Question one. Supermensch? In Yiddish, a mensch is a person of integrity and truth – the film takes the trouble to explain.
Question two. Shep Gordon? Essentially, he’s probably the best connected manager in the entertainment business. He started as a music manager, extended into the movies and finally invented a whole new beast called the celebrity chef.
He’s certainly the man you’d want as your manager, even though he’s semi-retired now – that “semi” is open to question – and anybody who is anybody knows him. Most of them have been clients at one time or another and many have become personal friends. The A list status of many of his clients – Michael Douglas, Sylvester Stallone et al – says it all about his abilities as a manager, although it’s never discussed in any detail in the film. But what’s clear is that he does business with such charm and good humour that he could cut the toughest deal in the world with somebody and they’d walk away laughing, feeling that he’d done them a favour!

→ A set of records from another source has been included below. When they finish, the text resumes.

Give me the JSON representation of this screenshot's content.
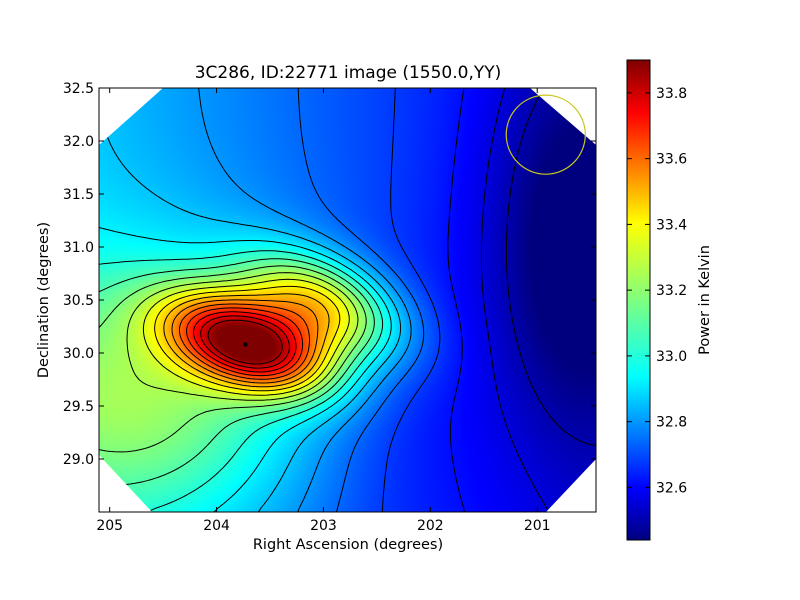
{
  "chart_data": {
    "type": "heatmap",
    "title": "3C286, ID:22771 image (1550.0,YY)",
    "xlabel": "Right Ascension (degrees)",
    "ylabel": "Declination (degrees)",
    "xlim": [
      205.1,
      200.45
    ],
    "ylim": [
      28.5,
      32.5
    ],
    "x_ticks": [
      205,
      204,
      203,
      202,
      201
    ],
    "y_ticks": [
      29.0,
      29.5,
      30.0,
      30.5,
      31.0,
      31.5,
      32.0,
      32.5
    ],
    "x_tick_labels": [
      "205",
      "204",
      "203",
      "202",
      "201"
    ],
    "y_tick_labels": [
      "29.0",
      "29.5",
      "30.0",
      "30.5",
      "31.0",
      "31.5",
      "32.0",
      "32.5"
    ],
    "colorbar": {
      "label": "Power in Kelvin",
      "range": [
        32.44,
        33.9
      ],
      "ticks": [
        32.6,
        32.8,
        33.0,
        33.2,
        33.4,
        33.6,
        33.8
      ],
      "tick_labels": [
        "32.6",
        "32.8",
        "33.0",
        "33.2",
        "33.4",
        "33.6",
        "33.8"
      ],
      "colormap": "jet"
    },
    "peak": {
      "ra": 203.73,
      "dec": 30.08,
      "value": 33.88
    },
    "beam_circle": {
      "ra": 200.92,
      "dec": 32.06,
      "radius_deg": 0.37,
      "color": "#c8c81e"
    },
    "contours": {
      "color": "#000000",
      "count": 21
    }
  }
}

Unsurprisingly, Myers is also a client and friend, so this is an affectionate and funny portrait of his mentor. Which isn’t difficult. Gordon is enormously engaging, entertaining, full of those great stories and has a great laugh. It’s spontaneous, infectious, often directed at himself and is frequently impersonated, especially by Myers himself, who is just one of the many of film’s talking heads. But the emphasis is on showing just how great Shep is so, as well as all his stories which often involve copious amounts of drink and drugs, we’re left in no doubt about his personal generosity. One of his long-term girlfriends, Winona, had a daughter called Mia. When Winona’s relationship with Shep came to an end, he didn’t hear from her for 15 years, then she phoned to say Mia had died. At the funeral, he realises that Mia had several children, so he buys them a house and sets them up in Winona’s care. He’s still their honorary grandfather and it’s the closest he’s come to having children. Despite an enviable life, his wish for children of his own is still an empty corner.
If you didn’t know that Mike Myers was behind the camera, it wouldn’t be difficult to tell. The pseudo-psychedelic poster, the references to Canada and Canadians, the deliberately hammy re-constructions which almost wink at the camera, the frantic Tom and Jerry style music, the cartoon graphics ….. they all hark back to Austin Powers.
In essence, Myers has followed the standard advice for somebody starting out, this time in directing – creating something based on what he knows. In Shep Gordon, he has a great subject – engaging, happy to talk and full of great anecdotes. No especially salacious stories, though, just funny ones. And you sense that both of them enjoyed the whole experience from start to finish.